Lesson 5: Know the meaning of "quit." When you are pushing your boundaries and trying new things sometimes you get in over your head. When you feel like there is no choice but to quit ask yourself this: How will I feel in a week about having quit today? If the answer is, "terrible," then keep going. If the answer is, "like I did all I could," then quit. Be honest. You'll know if you're not being honest. Sometimes getting the Myrtle the Turtle award is a step in the right direction.
Lesson 6: The hardest part is getting out the door. Feeling sorry for yourself? Didn't finish that gravel race again? Seriously underestimated a 100 mile run? Ride across town to the coffee shop, run one lap around the park, get up and do something! Chances are you'll end up doing a 30 mile ride or a ten mile run and feel better.

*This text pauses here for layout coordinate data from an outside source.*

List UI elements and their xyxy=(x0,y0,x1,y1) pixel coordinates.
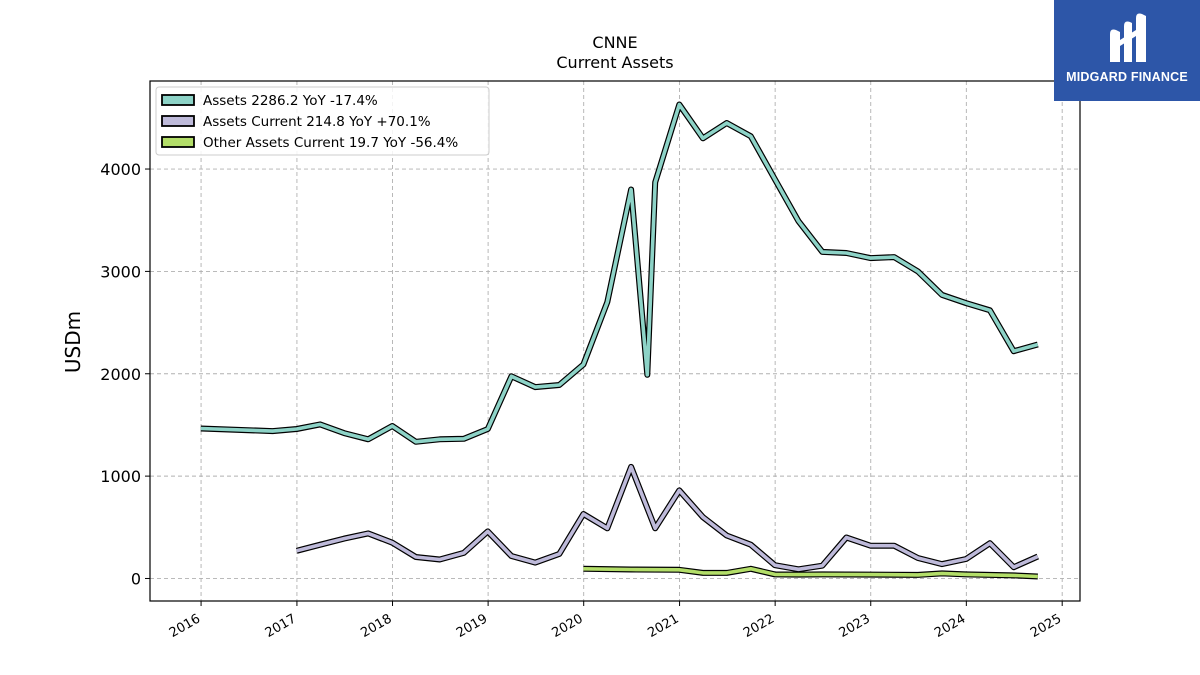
x-tick-label: 2019 xyxy=(454,611,490,641)
legend-swatch-3 xyxy=(161,136,195,148)
x-tick-label: 2020 xyxy=(550,611,586,641)
x-tick-label: 2023 xyxy=(837,611,873,641)
x-tick-label: 2018 xyxy=(358,611,394,641)
x-tick-label: 2021 xyxy=(645,611,681,641)
x-tick-label: 2024 xyxy=(932,611,968,641)
chart-title: CNNE xyxy=(592,33,637,52)
legend-swatch-2 xyxy=(161,115,195,127)
legend-box xyxy=(155,86,490,156)
y-tick-label: 1000 xyxy=(100,467,141,486)
legend: Assets 2286.2 YoY -17.4% Assets Current 2… xyxy=(155,86,490,156)
plot-frame xyxy=(149,80,1081,602)
y-tick-label: 2000 xyxy=(100,365,141,384)
legend-entry-1: Assets 2286.2 YoY -17.4% xyxy=(203,93,378,109)
grid xyxy=(150,81,1080,601)
midgard-finance-logo: MIDGARD FINANCE xyxy=(1054,0,1200,101)
series-line-2 xyxy=(296,465,1039,572)
legend-entry-2: Assets Current 214.8 YoY +70.1% xyxy=(203,114,431,130)
y-axis: 0 1000 2000 3000 4000 xyxy=(100,160,150,588)
chart-subtitle: Current Assets xyxy=(556,53,673,72)
y-tick-label: 4000 xyxy=(100,160,141,179)
x-axis: 2016 2017 2018 2019 2020 2021 2022 2023 2024 2025 xyxy=(167,601,1064,641)
series-lines xyxy=(200,101,1040,580)
legend-swatch-1 xyxy=(161,94,195,106)
x-tick-label: 2017 xyxy=(263,611,299,641)
legend-entry-3: Other Assets Current 19.7 YoY -56.4% xyxy=(203,135,458,151)
y-tick-label: 3000 xyxy=(100,262,141,281)
logo-text: MIDGARD FINANCE xyxy=(1066,70,1188,84)
series-line-1 xyxy=(200,102,1039,444)
y-axis-label: USDm xyxy=(61,311,85,373)
series-line-3 xyxy=(583,567,1038,579)
y-tick-label: 0 xyxy=(131,569,141,588)
x-tick-label: 2025 xyxy=(1028,611,1064,641)
x-tick-label: 2022 xyxy=(741,611,777,641)
logo-mark-icon xyxy=(1110,13,1146,62)
x-tick-label: 2016 xyxy=(167,611,203,641)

Lesson 7: Savor it. In 2006, at my first Arrowhead, I was exhausted, cold, alone, and riding through a flat boring swamp. I knew I was going to finish, it was just a matter of time. So I stopped got out some food and water and just looked around. I said to myself, "This is why I came here. This is what I want to be doing." I felt great.
Lesson 8: Look out for old guys on crusty mountain bikes. It's not the young guy on the custom titanium rig who is going to win. That old guy is going to beat all the fatbikes to the finish line and set a record doing it.
Lesson 9: Commute. Ride to work every day. Walk if you have a trip to make that's less than a mile. You'll never be out of shape and you'll learn how to dress for the weather. Just remember: commuting miles don't count towards training (see #1).
Lesson 10: Be afraid.
- Luke: "I won't fail you. I'm not afraid."
- Yoda: "You will be. You will be."
Lesson 11: Call me a Sissi. You're not normal. You are doing things nearly everyone considers dumb. You wear tight pants. You will get made fun of when you're out there running in the rain. That's okay. When someone calls you a Sissi smile and tell them, "No, they're tougher than I am."